The “cruel occupation” of Gaza has nothing to do with Israel. There has not been a single Israeli in Gaza since 2005. It is Hamas that makes life miserable for the people of Gaza. The “cruel occupation” in the PA-ruled areas of the West Bank where Israel’s writ does not run, is that imposed by the PA leaders themselves; they are the true source of the Palestinians’ anguish.

The details concerning Hamas and the PA, which I cite here, are all quoted from the latest reports by two strongly pro-Palestinian groups: Amnesty International and Human Rights Watch. These are not “Israeli allegations.” They are what the Palestinian Arabs’ most vocal supporters are saying about the two Arab regimes that rule over 98% of the Palestinian Arabs.

During the past year, “the Palestinian authorities in the West Bank and the Hamas de facto administration in the Gaza Strip continued to crack down on dissent, including by stifling freedoms of expression and assembly, attacking journalists and detaining opponents,” reports Amnesty.

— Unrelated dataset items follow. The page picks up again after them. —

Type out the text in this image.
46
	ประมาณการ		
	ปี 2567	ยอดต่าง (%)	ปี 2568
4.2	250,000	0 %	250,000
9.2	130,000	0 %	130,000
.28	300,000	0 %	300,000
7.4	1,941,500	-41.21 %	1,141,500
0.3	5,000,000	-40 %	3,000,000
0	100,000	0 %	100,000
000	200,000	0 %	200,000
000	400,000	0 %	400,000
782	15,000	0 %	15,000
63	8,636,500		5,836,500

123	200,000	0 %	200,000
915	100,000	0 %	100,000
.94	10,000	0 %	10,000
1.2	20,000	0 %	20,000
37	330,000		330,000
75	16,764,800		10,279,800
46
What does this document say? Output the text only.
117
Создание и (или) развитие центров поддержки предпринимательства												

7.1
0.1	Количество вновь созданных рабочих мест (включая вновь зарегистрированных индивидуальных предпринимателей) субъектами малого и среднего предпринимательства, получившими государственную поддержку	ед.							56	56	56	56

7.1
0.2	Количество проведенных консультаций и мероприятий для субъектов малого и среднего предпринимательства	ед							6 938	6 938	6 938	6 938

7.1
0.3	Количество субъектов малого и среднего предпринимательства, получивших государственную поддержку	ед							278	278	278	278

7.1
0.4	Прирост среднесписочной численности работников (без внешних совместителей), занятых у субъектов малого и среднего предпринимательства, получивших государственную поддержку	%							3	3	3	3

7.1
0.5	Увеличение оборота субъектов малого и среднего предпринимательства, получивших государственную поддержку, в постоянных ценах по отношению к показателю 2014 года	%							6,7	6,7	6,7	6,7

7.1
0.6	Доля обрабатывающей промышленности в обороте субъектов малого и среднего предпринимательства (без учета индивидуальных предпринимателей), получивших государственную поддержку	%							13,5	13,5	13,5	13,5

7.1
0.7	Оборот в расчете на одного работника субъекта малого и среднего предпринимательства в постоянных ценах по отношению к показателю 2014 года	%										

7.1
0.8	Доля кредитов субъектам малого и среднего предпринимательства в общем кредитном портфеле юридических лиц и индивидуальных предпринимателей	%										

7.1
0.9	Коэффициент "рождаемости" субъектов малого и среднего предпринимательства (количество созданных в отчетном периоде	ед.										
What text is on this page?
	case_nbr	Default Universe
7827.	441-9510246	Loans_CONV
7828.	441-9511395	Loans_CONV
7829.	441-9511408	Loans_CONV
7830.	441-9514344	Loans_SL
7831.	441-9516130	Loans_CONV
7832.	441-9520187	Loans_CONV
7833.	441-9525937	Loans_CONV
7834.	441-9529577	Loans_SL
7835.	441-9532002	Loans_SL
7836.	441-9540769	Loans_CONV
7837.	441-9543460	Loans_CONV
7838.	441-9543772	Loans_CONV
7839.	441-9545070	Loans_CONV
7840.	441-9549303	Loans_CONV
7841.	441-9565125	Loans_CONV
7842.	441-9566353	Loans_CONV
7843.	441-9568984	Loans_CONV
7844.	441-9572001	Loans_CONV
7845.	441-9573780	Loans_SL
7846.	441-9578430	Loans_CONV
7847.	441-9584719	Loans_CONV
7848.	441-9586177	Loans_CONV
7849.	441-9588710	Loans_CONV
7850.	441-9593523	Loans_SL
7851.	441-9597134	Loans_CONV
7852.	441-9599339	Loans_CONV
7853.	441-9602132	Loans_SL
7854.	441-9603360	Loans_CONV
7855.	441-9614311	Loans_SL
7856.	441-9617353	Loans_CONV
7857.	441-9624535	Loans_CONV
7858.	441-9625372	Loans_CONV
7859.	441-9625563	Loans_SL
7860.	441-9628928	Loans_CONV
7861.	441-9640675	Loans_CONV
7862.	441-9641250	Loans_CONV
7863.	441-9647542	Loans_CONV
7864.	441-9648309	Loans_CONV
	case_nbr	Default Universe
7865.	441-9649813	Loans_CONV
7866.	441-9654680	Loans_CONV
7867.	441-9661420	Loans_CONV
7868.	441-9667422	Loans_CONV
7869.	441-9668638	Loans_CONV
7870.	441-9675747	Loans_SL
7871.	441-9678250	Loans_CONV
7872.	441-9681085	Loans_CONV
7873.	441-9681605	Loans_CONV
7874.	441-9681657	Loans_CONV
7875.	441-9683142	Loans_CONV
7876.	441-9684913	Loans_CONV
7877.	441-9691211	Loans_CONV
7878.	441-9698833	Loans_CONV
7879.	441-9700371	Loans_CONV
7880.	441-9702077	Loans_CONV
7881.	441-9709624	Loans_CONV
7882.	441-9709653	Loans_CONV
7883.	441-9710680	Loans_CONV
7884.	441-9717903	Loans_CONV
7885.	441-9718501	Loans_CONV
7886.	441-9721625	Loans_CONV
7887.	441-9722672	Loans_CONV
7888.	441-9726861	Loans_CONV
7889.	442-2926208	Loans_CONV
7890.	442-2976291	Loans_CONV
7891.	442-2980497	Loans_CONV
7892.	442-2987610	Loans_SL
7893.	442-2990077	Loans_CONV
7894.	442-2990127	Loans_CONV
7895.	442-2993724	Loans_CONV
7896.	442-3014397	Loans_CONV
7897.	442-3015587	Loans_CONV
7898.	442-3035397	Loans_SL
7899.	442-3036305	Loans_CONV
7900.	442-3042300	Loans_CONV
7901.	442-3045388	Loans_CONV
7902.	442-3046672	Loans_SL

Human Rights Watch notes that the PA recently jailed journalist Sami al-Sai for the crime of “administering a Facebook page that had posted information about PA corruption.” Twenty protesters in Ramallah who dared to cry out against PA corruption were likewise jailed. Hamas recently arrested seven citizens for “participating in a video chat where they answered questions from Israeli civilians about life in Gaza.” And other Gazans were jailed for “weakening the revolutionary spirit.”

Both Hamas and the PA rule over their people with an iron fist. Those who dare to criticize the corruption and nepotism of their leaders, exemplified in Hamas by Khaled Meshaal and Moussa Abu Marzouk, and in the PA by Mahmoud Abbas, or to the lack of elections that makes a mockery of their claims to be democratic, are swiftly punished. The lucky ones are imprisoned. The most unlucky, like Nizar Banat, are beaten to death.

Elections? Nothing doing. Mahmoud Abbas is entering the 17th year of his four-year term as President, and he has put his time in office to good use, having accumulated with his sons Tarek and Nasser a family fortune of some $400 million. Abbas briefly contemplated holding elections in 2021, but as soon as he realized from the polls that he would lose the presidency by a wide margin — any candidate running against him would receive at least 60% of the vote — he promptly cancelled them, and hasn’t spoken of elections since.

Hamas is just as ruthless in Gaza. It routinely imprisons anyone who says a word against the terror group. No one dares to complain about the two Hamas leaders, Khaled Meshaal and Moussa Abu Marzouk, each of whom has a fortune of at least $2.5 billion, stolen from the aid money intended for the impoverished Palestinians in Gaza. In addition there are 600 Hamas millionaires living in lavish villas in Gaza; these are the relatives and friends of the Hamas leaders, enjoying their well-paid sinecures. Hamas has a long record, beginning with its campaign against Fatah, in 2007, of violence in Gaza. In its war on Fatah in 2007 it killed more than 100 members of the group; it also broke the arms and legs of anyone who, though not members, expressed support, however mild, for Fatah. Since 2007 Hamas has carried on inflicting violence to terrorize and crush any critics. It shoots dissenters in the legs, crippling them, or sometimes, Hamas goons break the arms and legs of those who complain about its rule. And every year there have been dozens of extra-judicial killings, in Gaza, of Hamas’ severest critics.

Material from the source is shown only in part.